Leading article: Our democracy is stronger for the dropping of BSkyB bid
We now know that the integrity of our public institutions is not for sale to the highest bidder
He fought desperately, but ultimately in vain. Yesterday Rupert Murdoch bowed to the inevitable and dropped his bid to take full control of the satellite broadcaster BSkyB. The media mogul had executed two dramatic manoeuvres within a week in order to keep the acquisition alive: the closure of the 168-year-old News of the World and the withdrawal of News Corp's promises to sell Sky News (which triggered a Competition Commission inquiry). But when the will of Parliament was starkly revealed yesterday, with the cross-party consensus that News Corp should back away, the game was finally up.
"It has become too difficult to progress in this climate," said News Corp's chairman, Chase Carey, with wonderful understatement yesterday. He might have been describing the cancellation of an afternoon walk because of some inclement weather, rather than the collapse of a £12bn takeover deal that could have dramatically reshaped the UK media landscape.
News Corp also said that it remains committed to BSkyB. And the firm still owns 39 per cent of the broadcaster. But as the former prime minister Gordon Brown asked in Parliament yesterday: is News Corp "fit and proper" to own even that sizeable stake, given what has emerged in recent weeks? The broadcasting regulator, Ofcom, must continue to examine that question, even though the acquisition attempt is over. This is not the end of this crisis for Mr Murdoch.
Some within the Murdoch orbit were privately suggesting that what took place yesterday shows that the UK is closing its doors to foreign investment. This is desperate nonsense. This was no normal takeover. It would have created the UK's largest media conglomerate, with potentially catastrophic implications for competition and diversity in the sector.
And these are no normal circumstances. One of Mr Murdoch's newspapers stands accused of the most disgusting behaviour – hacking the phones of terrorism and murder victims and bribing the police. There is a strong smell of a cover-up around executives in his organisation. The police are investigating with a view to bringing charges. An important public inquiry into the links between Mr Murdoch's publications, the Metropolitan Police and successive British governments is about to begin its work. It would have been ridiculous for the authorities to have allowed Mr Murdoch to embark on a commercial expansion at a time when the propriety of his organisation – and its apparently corrupting effects on both the police and politics – is being examined.

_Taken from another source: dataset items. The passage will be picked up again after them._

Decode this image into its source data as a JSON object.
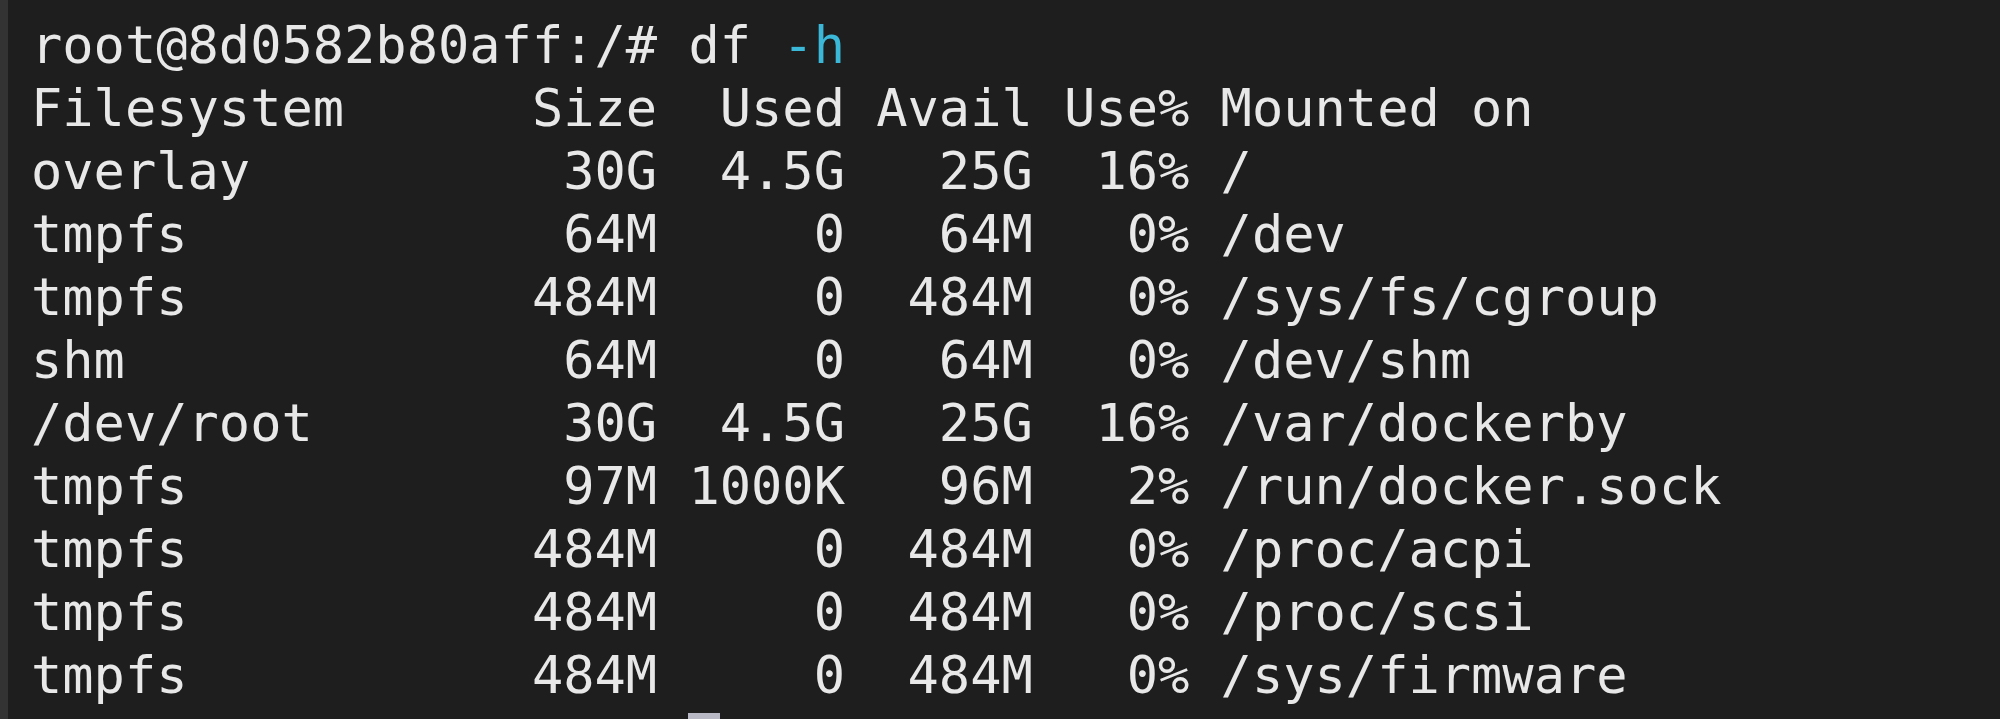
{
  "terminal": {
    "prompt": "root@8d0582b80aff:/#",
    "command": "df",
    "option": "-h",
    "columns": [
      "Filesystem",
      "Size",
      "Used",
      "Avail",
      "Use%",
      "Mounted on"
    ],
    "rows": [
      [
        "overlay",
        "30G",
        "4.5G",
        "25G",
        "16%",
        "/"
      ],
      [
        "tmpfs",
        "64M",
        "0",
        "64M",
        "0%",
        "/dev"
      ],
      [
        "tmpfs",
        "484M",
        "0",
        "484M",
        "0%",
        "/sys/fs/cgroup"
      ],
      [
        "shm",
        "64M",
        "0",
        "64M",
        "0%",
        "/dev/shm"
      ],
      [
        "/dev/root",
        "30G",
        "4.5G",
        "25G",
        "16%",
        "/var/dockerby"
      ],
      [
        "tmpfs",
        "97M",
        "1000K",
        "96M",
        "2%",
        "/run/docker.sock"
      ],
      [
        "tmpfs",
        "484M",
        "0",
        "484M",
        "0%",
        "/proc/acpi"
      ],
      [
        "tmpfs",
        "484M",
        "0",
        "484M",
        "0%",
        "/proc/scsi"
      ],
      [
        "tmpfs",
        "484M",
        "0",
        "484M",
        "0%",
        "/sys/firmware"
      ]
    ]
  }
}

Britain is open to foreign investment – indeed much more open than any other economy. But the fact that Britain is open for business does not mean the integrity of our public institutions is for sale to the highest bidder, or that powerful media tycoons can get what they want regardless of the behaviour of their organisations. That was a lesson that Mr Murdoch – after many decades of exceptional treatment from the British authorities – was finally compelled to take on board yesterday. And British democracy is the stronger for it.